Montreal voters stuck with the devil they knew
Denis Coderre celebrates as his wife, Chantale Renaud, looks on after winning the mayoral election Sunday, November 3, 2013 in Montreal.THE CANADIAN PRESS/Ryan Remiorz
Ryan Remiorz/CP

Just over a week before Denis Coderre was elected mayor of Montreal, the former Liberal MP gave an interview to La Presse’s Daphné Cameron. As per usual, Coderre spoke in a flurry of mostly meaningless clichés and truisms. (“I’m not married to a political party.” “I don’t assume people are guilty by association.”)

Among the clichés was this gem: Coderre’s roster of candidates, he said, were beacons of integrity in part because they passed the “Coderre filter.” The filtre Coderre came in handy, Coderre said, when vetting the 24 candidates from Union Montréal, the erstwhile municipal party that, at the very least, stood idly by as corruption took hold of the city.

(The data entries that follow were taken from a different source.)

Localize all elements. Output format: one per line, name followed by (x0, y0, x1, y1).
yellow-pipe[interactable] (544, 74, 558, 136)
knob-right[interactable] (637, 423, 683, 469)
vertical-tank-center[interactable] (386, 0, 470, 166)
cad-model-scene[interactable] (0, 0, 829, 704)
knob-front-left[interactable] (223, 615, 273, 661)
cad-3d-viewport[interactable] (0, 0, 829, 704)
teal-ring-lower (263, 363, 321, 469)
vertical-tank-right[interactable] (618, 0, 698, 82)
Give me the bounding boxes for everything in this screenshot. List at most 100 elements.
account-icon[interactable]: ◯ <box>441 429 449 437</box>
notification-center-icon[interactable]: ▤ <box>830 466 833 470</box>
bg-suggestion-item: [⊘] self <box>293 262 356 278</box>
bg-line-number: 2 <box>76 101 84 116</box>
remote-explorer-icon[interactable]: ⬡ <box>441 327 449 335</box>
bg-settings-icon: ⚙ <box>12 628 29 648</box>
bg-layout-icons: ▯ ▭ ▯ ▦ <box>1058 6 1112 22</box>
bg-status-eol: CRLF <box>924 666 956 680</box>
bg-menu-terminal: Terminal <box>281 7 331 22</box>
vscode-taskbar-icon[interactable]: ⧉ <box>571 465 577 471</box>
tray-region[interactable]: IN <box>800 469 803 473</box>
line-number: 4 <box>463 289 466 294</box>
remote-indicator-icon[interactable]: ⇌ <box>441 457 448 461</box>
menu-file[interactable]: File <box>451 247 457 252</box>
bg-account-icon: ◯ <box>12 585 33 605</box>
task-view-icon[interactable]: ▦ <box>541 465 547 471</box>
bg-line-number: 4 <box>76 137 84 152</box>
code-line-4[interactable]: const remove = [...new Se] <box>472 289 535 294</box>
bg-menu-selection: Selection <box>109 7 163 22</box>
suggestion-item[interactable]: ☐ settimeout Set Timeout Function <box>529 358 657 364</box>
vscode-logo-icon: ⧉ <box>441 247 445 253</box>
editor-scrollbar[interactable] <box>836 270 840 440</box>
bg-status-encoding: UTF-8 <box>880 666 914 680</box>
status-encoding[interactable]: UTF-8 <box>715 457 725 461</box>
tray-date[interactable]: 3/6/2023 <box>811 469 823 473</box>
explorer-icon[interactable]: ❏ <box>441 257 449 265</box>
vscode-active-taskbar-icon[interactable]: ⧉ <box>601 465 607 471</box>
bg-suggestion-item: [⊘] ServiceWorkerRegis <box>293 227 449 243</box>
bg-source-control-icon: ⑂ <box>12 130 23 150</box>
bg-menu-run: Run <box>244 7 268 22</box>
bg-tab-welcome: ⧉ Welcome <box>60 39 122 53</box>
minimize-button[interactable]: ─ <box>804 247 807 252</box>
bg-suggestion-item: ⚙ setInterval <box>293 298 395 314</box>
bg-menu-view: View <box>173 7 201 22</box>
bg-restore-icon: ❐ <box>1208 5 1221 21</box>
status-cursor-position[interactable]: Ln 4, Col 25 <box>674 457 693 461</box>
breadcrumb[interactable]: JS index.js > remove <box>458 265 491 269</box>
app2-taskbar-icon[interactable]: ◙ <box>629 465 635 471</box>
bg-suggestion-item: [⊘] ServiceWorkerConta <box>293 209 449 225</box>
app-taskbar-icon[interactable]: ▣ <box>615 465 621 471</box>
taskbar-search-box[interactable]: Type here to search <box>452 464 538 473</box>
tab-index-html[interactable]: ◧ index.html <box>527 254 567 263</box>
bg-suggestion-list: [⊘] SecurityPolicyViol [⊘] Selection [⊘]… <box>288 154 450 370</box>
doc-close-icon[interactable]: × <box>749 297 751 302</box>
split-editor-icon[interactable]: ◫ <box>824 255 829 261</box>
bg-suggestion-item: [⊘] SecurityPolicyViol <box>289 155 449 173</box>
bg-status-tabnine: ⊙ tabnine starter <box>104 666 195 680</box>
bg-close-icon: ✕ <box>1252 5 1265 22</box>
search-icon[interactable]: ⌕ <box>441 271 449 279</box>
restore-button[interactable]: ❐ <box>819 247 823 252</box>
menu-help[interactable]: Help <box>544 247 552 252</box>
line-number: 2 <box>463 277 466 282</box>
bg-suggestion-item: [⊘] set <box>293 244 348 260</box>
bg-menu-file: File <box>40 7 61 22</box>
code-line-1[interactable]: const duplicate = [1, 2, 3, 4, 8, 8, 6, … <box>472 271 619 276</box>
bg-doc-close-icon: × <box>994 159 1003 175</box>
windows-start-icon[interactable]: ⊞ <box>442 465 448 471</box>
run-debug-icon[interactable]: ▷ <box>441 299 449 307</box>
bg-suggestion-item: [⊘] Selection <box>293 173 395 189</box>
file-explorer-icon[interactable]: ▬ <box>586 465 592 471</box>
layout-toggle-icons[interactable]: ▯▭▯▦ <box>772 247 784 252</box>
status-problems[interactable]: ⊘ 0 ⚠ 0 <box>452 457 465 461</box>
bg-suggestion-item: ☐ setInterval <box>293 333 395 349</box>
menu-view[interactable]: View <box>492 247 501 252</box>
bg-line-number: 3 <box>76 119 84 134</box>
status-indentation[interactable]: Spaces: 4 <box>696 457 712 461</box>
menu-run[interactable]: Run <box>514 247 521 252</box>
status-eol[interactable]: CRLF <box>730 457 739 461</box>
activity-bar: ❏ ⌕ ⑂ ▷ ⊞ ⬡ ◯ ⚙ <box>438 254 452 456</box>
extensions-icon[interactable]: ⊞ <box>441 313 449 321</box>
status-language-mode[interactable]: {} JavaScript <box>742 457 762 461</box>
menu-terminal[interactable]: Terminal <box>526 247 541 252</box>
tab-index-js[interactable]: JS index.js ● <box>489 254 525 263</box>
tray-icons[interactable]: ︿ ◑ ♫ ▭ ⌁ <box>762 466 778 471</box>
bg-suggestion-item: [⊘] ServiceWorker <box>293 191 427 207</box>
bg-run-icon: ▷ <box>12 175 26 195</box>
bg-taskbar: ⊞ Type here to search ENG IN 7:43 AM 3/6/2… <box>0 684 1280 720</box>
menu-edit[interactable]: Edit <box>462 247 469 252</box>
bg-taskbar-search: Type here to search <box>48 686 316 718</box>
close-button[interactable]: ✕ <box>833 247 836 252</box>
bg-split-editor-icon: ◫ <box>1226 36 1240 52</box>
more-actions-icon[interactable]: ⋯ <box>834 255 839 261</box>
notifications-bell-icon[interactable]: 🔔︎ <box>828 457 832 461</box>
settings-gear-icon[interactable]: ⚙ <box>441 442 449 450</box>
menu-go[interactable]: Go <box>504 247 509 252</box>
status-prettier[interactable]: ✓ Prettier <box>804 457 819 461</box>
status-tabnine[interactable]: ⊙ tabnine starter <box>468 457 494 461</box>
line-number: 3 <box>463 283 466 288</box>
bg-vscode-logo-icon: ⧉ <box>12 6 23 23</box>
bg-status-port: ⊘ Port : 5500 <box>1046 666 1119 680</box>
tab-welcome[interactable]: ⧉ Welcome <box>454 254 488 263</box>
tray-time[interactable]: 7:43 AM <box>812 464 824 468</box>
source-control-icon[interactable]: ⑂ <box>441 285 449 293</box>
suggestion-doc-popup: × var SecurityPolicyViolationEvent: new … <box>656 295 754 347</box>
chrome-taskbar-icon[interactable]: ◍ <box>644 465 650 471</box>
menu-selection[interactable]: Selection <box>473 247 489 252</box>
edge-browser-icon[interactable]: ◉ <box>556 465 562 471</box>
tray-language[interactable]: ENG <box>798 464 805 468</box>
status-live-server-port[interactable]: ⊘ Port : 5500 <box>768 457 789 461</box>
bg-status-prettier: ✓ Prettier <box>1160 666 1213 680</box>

“I had lawyers, there were questionnaires to fill out, interviews and after, there was the Coderre filter. I looked at them in the eye and I spoke to them,” Coderre explained, presumably with a straight face.

It took all of six days for La Presse to show the gaping hole in the Coderre filter. On Halloween, the paper revealed how Michel Bissonnet, Coderre’s star candidate in the eastern Montreal borough of St. Leonard, was at a birthday party organized by Montreal construction magnate Paolo Catania in the mid-2000s. Catania was arrested in May 2012 for allegedly cooking up a sweetheart land deal with former Montreal executive committee president Frank Zampino. Also at the party: Luc Leclerc, a municipal engineer who admitted to taking bribes from the owners of various construction companies—including Nicolo Milioto, who was also in attendance.

In short, Bissonnet is everything wrong with Montreal politics. Not guilty of anything, per se, but just the type of old-world, back-slapping politician the city desperately needs less of.

So what did Coderre do? Not a thing. Bissonnet remained on the slate, and Coderre himself plowed through the ensuing mini-crisis unbowed, filter be damned. And here’s the flabbergasting thing: Montrealers rewarded the pair with the keys to the city. Coderre is now mayor and Bissonnet, freshly re-elected, will in all likelihood retake his position on the city’s executive commission.

It’s frankly hard to believe. For the last three months, Montrealers haven’t missed an opportunity to say how mad they are and how they aren’t going to take it anymore. Poll after poll said corruption was the No. 1 issue on voters’ minds leading up to election day. The collective outrage, the thinking went, would fulminate the mother of what political operatives call the “f–k-off vote,” sweeping the inertia from office and upending Montreal’s scandal-plagued status quo.

Instead, what we saw yesterday was essentially a repeat of the 2009 election: noisy campaign, low voter turnout (42 per cent) and the triumph of the status quo candidate by way of a giant, partisan get-out-the-vote operation.

Coderre has a few good ideas. He plans to create the position of inspector-general, to investigate the public tendering process and report to council. In recruiting candidates like Anie Samson, the dynamic (and nationalist) borough mayor of Villeray-Parc Extension, he has shown a certain outside-the-box thinking atypical of doctrinaire federalist politicians of his vintage. And Coderre was the staunchest of the four mayoral candidates in his opposition to the Parti Québécois’s so-called charter of Quebec values. It’s also worth noting that, Bissonnet aside, many of Coderre’s Union Montréal candidates bit the dust.

Yet his election is an indication of how Montreal’s collective cynicism has seemingly pounded people into indifference. Montreal is difficult to govern at the best of times, which certainly isn’t now. There were no better angels guiding Montrealers on election day. Rather, they stuck with the devil they knew.